All of the following projects are attempted to be brought to a level of professionalism that warrant public performances, but all are not guaranteed exposure owing to the unforeseeable vagaries of nature, illness, socio-political turmoil and occasional artistic failure.

  • Dance Drama -1st week
  • Primitive Ritual- 2nd week
  • Children’s Play- 3rd and 4th week
  • Street play – 5th and 6th week
  • Status exercise (acting technique) – 7th week
  • Solo performance- 8th week
  • Script performance- 9th week
  • Revelation- acting for Camera – 10th and 11th week
  • Short film – 12th week

The projects are filmed for purposes of documentation and analysis. On-camera performances followed by critiques enable the optimizing of strengths and elimination of weaknesses in the students’ work.

Film Acting

The final months of the courses are dedicated to the rigours of filmmaking processes and key concepts in acting for the camera are explored and practiced.
Students learn the basics of how films are made in terms of pre-production, shooting, and post-production procedures. They get to know the camera by using it and continuity is instilled through practical exercises and demonstrations.
The understanding born out of the camera work is then fed into the students’ film acting projects. In these, they confront the challenges of ‘scaling’ a performance in accord with the frame of the shot, learning to control movement, gesture, voice levels, emotional intensity and energy levels.
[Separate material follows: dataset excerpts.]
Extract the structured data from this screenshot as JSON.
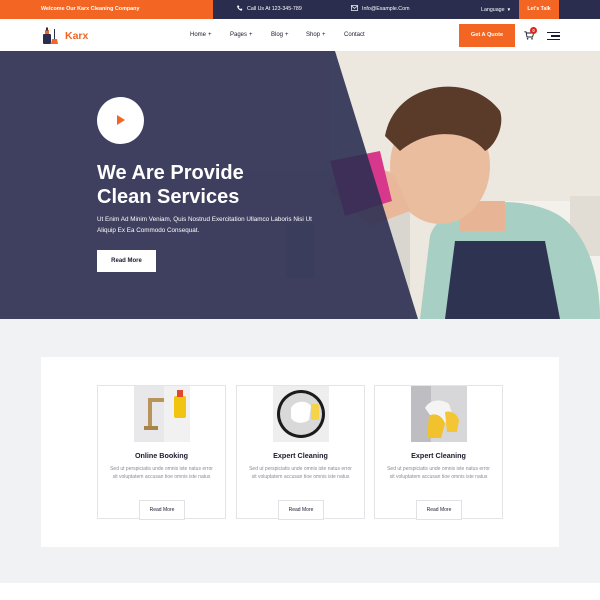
{
  "topbar": {
    "welcome": "Welcome Our Karx Cleaning Company",
    "phone": "Call Us At 123-345-789",
    "email": "Info@Example.Com",
    "language": "Language",
    "talk_button": "Let's Talk"
  },
  "header": {
    "logo_text": "Karx",
    "nav": [
      {
        "label": "Home",
        "has_submenu": true
      },
      {
        "label": "Pages",
        "has_submenu": true
      },
      {
        "label": "Blog",
        "has_submenu": true
      },
      {
        "label": "Shop",
        "has_submenu": true
      },
      {
        "label": "Contact",
        "has_submenu": false
      }
    ],
    "submenu_glyph": "+",
    "quote_button": "Get A Quote",
    "cart_count": "0"
  },
  "hero": {
    "title_line1": "We Are Provide",
    "title_line2": "Clean Services",
    "description": "Ut Enim Ad Minim Veniam, Quis Nostrud Exercitation Ullamco Laboris Nisi Ut Aliquip Ex Ea Commodo Consequat.",
    "button": "Read More"
  },
  "services": [
    {
      "title": "Online Booking",
      "text": "Sed ut perspiciatis unde omnis iste natus error sit voluptatem accusan tioe omnis iste natus",
      "button": "Read More"
    },
    {
      "title": "Expert Cleaning",
      "text": "Sed ut perspiciatis unde omnis iste natus error sit voluptatem accusan tioe omnis iste natus",
      "button": "Read More"
    },
    {
      "title": "Expert Cleaning",
      "text": "Sed ut perspiciatis unde omnis iste natus error sit voluptatem accusan tioe omnis iste natus",
      "button": "Read More"
    }
  ],
  "colors": {
    "accent": "#f26522",
    "navy": "#2b2d4e",
    "hero_overlay": "#2c2f52",
    "panel_bg": "#f1f2f4"
  },
  "icons": {
    "phone": "phone-icon",
    "email": "envelope-icon",
    "cart": "cart-icon",
    "menu": "hamburger-menu-icon",
    "play": "play-icon"
  }
}
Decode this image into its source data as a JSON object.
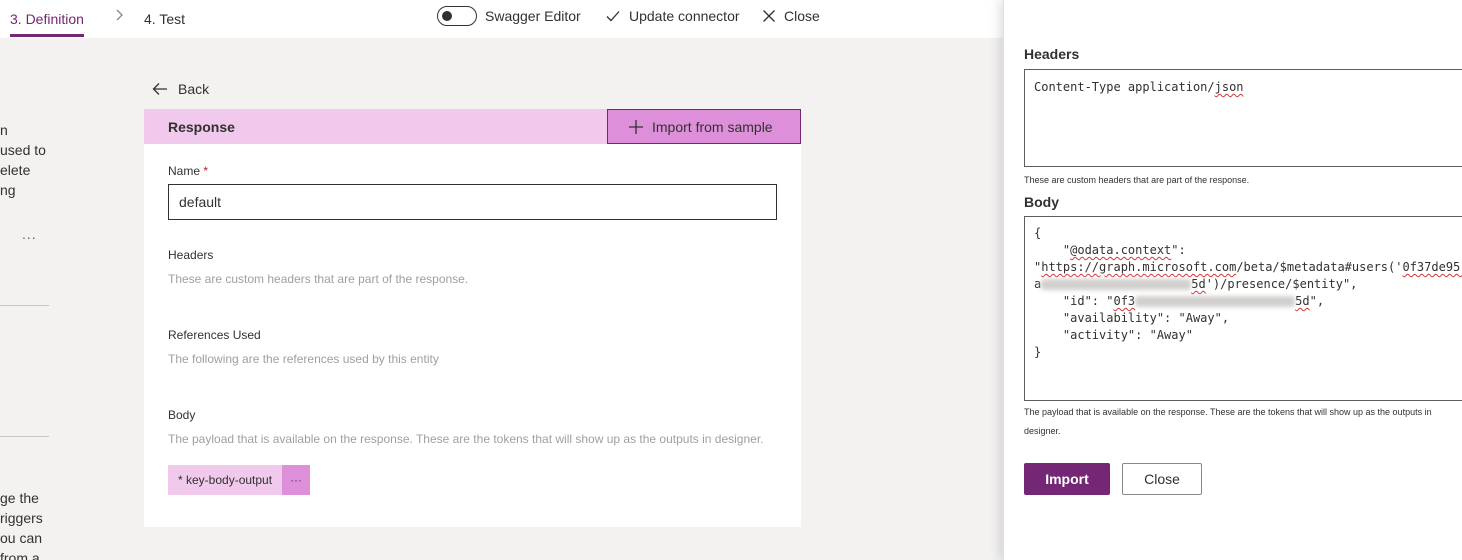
{
  "steps": {
    "active_label": "3. Definition",
    "next_label": "4. Test"
  },
  "toolbar": {
    "swagger_label": "Swagger Editor",
    "update_label": "Update connector",
    "close_label": "Close"
  },
  "sidebar": {
    "fragments": [
      "n",
      "used to",
      "elete",
      "ng",
      "ge the",
      "riggers",
      "ou can",
      "from a"
    ],
    "more_label": "..."
  },
  "back_label": "Back",
  "response_card": {
    "title": "Response",
    "import_label": "Import from sample",
    "name_label": "Name",
    "required_marker": "*",
    "name_value": "default",
    "headers_label": "Headers",
    "headers_help": "These are custom headers that are part of the response.",
    "references_label": "References Used",
    "references_help": "The following are the references used by this entity",
    "body_label": "Body",
    "body_help": "The payload that is available on the response. These are the tokens that will show up as the outputs in designer.",
    "token_label": "* key-body-output",
    "token_more": "···"
  },
  "panel": {
    "headers_label": "Headers",
    "headers_value_prefix": "Content-Type application/",
    "headers_value_json": "json",
    "headers_help": "These are custom headers that are part of the response.",
    "body_label": "Body",
    "body_lines": {
      "l1": "{",
      "l2_pre": "    \"",
      "l2_key": "@odata.context",
      "l2_post": "\":",
      "l3_pre": "\"",
      "l3_url": "https://graph.microsoft.com",
      "l3_mid": "/beta/$metadata#users('",
      "l3_id": "0f37de95-",
      "l4_a": "a",
      "l4_end": "5d",
      "l4_post": "')/presence/$entity\",",
      "l5_pre": "    \"id\": \"",
      "l5_id": "0f3",
      "l5_end": "5d",
      "l5_post": "\",",
      "l6": "    \"availability\": \"Away\",",
      "l7": "    \"activity\": \"Away\"",
      "l8": "}"
    },
    "body_help_line1": "The payload that is available on the response. These are the tokens that will show up as the outputs in",
    "body_help_line2": "designer.",
    "import_button": "Import",
    "close_button": "Close"
  },
  "colors": {
    "accent": "#742774",
    "accent_light": "#f0c9ec",
    "accent_mid": "#dd8fd9"
  }
}
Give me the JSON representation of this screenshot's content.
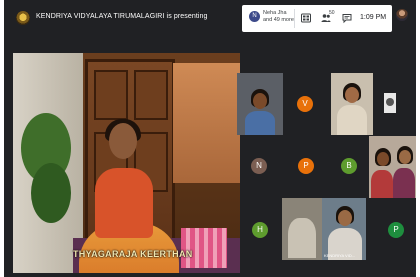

They become familiar with ‘hitting the mark’, ‘catching the light’, ‘cheating’, and other technicalities.

Revelations; the devising, scripting and shooting of 10-minute in groups, which are then professionally edited.
Students’ Film Projects. The students undertake the production of their own short films, being responsible for all aspects of it apart from the editing.
Students are also trained in the handling of film auditions and screen tests.

The Workbook

One of the ironic consequences of the current education system is that many students never wish to read a book or indulge in any serious writing once they have left school or college. But a serious actor sustains both activities.
The reading and writing recommended on the course are considered to be important aspects of the students’ growth and development as actors and artists. Many actors have become writers.
The workbook that students are expected to maintain during (and after) the course has several objectives and functions:

  • At a basic level, it functions as a logbook of all the exercises, activities, improvisations and discussions that occur on the course.
  • At a more personal level, it is used to record the students’ responses to the work, and their self-assessment of their attainments, their own views on their progress.
  • It is used to record the students’ creative writing assignments: recollections of personal experience, stories, poems, and scripts.
  • It is illustrated by the students’ own art work and ‘doodles’ character sketches, photographs, imagery cut from newspapers, magazines, or any other source.
  • It is used to critique the work of other actors, teachers, guest-speakers, as well as books, plays and films.
  • It is used to articulate ideas, opinions and feeling responses to anything that is occurring in their immediate environment, in the country and in the world.
  • In other words, the workbook becomes a self-authored record of each student’s development during the course; a multi-faceted manifestation of their work on themselves.

Importantly, it constitutes evidence of a student’s ability to value life and experience, to reflect, to analyse, to understand, to question, and to honestly articulate ideas and opinions. In this light, workbooks are to be handed in to the staff periodically as a part of criteria for assessment of students’ progress.